Antibiotic Stewardship

When Do You Need an Antibiotic?

Antibiotic drugs are strong medicine that can save lives when used appropriately to treat bacterial infections. Overuse of antibiotics can cause problems for individuals and for the health of the community. It is important for us all that these powerful drugs are used only when they can help, so they will work when we really need them.

Overusing Antibiotics Can Cause Problems

How can antibiotics hurt you?

Antibiotic drugs can save lives but using antibiotics can cause problems too. Older people have more side effects from medicines, which can cause problems all over the body.

Antibiotics can, in some cases:

  • Cause nausea and vomiting.
  • Cause diarrhea, including the kind due to C. difficile, an infection that can lead to severe symptoms.
  • Cause rash or other allergic reactions.
  • Harm your kidneys or other organs.
  • Create bacteria that are resistant to antibiotics.

What is "antibiotic resistance"?

Antibiotics normally work by killing germs called bacteria. Sometimes not all of the germs are killed. The strongest ones are left to grow and spread. A person can get sick again, and this time the germs are harder to kill because the antibiotics no longer work. This is called resistance and makes some infections very hard to control.

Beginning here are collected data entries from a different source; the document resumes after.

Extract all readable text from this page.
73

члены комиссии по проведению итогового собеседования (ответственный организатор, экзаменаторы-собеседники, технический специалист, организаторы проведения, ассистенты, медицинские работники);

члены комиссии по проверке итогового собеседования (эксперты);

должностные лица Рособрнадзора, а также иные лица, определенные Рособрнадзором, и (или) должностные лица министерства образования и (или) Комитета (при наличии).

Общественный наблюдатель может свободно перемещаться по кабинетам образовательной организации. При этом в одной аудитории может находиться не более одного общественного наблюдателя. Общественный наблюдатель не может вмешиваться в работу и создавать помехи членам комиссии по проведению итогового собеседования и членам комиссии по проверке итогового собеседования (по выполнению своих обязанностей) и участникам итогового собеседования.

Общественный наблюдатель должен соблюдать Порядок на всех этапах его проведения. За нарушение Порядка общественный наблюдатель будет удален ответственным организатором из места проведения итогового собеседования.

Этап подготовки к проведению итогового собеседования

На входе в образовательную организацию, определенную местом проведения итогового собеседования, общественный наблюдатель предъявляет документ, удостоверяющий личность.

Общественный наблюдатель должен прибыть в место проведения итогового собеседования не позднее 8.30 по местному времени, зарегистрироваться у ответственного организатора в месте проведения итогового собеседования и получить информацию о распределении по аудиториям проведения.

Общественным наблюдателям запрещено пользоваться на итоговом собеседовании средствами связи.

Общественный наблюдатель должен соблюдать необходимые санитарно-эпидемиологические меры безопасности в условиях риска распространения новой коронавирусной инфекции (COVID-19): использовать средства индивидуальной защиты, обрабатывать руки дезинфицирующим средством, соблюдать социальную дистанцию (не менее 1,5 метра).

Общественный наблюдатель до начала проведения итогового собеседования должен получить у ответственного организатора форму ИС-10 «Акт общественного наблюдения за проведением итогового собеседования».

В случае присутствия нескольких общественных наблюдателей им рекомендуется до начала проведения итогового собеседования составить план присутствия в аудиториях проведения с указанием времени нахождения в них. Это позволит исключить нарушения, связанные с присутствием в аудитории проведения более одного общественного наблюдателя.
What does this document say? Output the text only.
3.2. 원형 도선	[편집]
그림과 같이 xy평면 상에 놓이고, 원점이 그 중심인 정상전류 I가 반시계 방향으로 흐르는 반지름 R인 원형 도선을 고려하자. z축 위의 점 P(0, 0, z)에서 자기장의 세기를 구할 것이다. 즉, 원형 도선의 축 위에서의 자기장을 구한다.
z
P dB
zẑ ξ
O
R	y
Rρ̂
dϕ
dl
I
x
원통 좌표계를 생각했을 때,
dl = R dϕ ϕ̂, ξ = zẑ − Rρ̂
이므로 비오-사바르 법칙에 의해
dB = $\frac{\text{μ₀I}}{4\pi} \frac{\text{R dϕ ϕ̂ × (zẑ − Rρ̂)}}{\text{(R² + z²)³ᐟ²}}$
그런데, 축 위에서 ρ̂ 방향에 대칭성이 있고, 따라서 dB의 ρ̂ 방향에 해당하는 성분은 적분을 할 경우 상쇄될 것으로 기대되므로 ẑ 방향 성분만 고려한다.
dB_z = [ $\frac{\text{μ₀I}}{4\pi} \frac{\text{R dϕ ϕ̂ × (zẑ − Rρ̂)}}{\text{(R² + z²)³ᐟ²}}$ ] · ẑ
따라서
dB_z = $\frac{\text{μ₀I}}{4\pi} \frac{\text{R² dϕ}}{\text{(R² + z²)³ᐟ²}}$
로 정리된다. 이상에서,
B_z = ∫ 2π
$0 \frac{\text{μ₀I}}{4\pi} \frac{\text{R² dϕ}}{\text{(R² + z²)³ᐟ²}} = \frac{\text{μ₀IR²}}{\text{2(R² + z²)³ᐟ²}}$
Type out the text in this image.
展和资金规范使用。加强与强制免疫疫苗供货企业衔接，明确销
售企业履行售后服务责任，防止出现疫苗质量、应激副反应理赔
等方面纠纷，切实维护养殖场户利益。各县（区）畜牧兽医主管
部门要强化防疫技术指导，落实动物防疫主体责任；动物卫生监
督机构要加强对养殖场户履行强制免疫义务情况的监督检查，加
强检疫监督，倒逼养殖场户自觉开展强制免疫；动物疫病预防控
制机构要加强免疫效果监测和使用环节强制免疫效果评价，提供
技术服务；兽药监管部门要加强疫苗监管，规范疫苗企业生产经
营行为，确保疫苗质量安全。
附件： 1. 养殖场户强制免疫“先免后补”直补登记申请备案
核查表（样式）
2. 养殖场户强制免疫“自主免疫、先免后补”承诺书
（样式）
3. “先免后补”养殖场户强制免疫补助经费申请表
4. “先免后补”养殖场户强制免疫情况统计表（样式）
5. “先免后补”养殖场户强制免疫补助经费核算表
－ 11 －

Resistance can make you sick longer and need more health care provider visits and drugs that are even stronger. The more often you use an antibiotic, the greater the chance that the germs will become resistant.

When aren't antibiotics needed?

Antibiotics can help the body fight bacterial infections, but they are not miracle drugs for everything.

They are not helpful when:

  • You have an infection that is caused by a virus (like a cold or the flu).
  • You don't have an infection but instead have some other medical problem (such as anemia).
  • Bacteria are found in a urine culture from a specimen you gave, but you do not have symptoms of infection. It is normal for many older people without symptoms of a urinary tract infection to have bacteria in their urine, especially in long term care.

Why would a doctor give antibiotics when they aren't needed?

  • Doctors are not always sure what is causing an illness. They may worry they have to provide treatment right away.
  • Some patients and families think they aren't getting good care if they don't get an antibiotic and so they request or insist that their doctor prescribe one.

What should you do?

  • Talk with your doctor or medical provider about the benefits and risks of antibiotics.
  • Take medicine exactly the way it's prescribed.
  • Take care of yourself: Get rest, eat, and drink enough.
  • When you are on hospice or thinking about hospice, talk with your health care provider about whether you need antibiotics anymore.

What shouldn't you do?

  • Don't request an antibiotic when the doctor or medical provider says it isn't needed.
  • Don't take an antibiotic for a virus (cold or flu).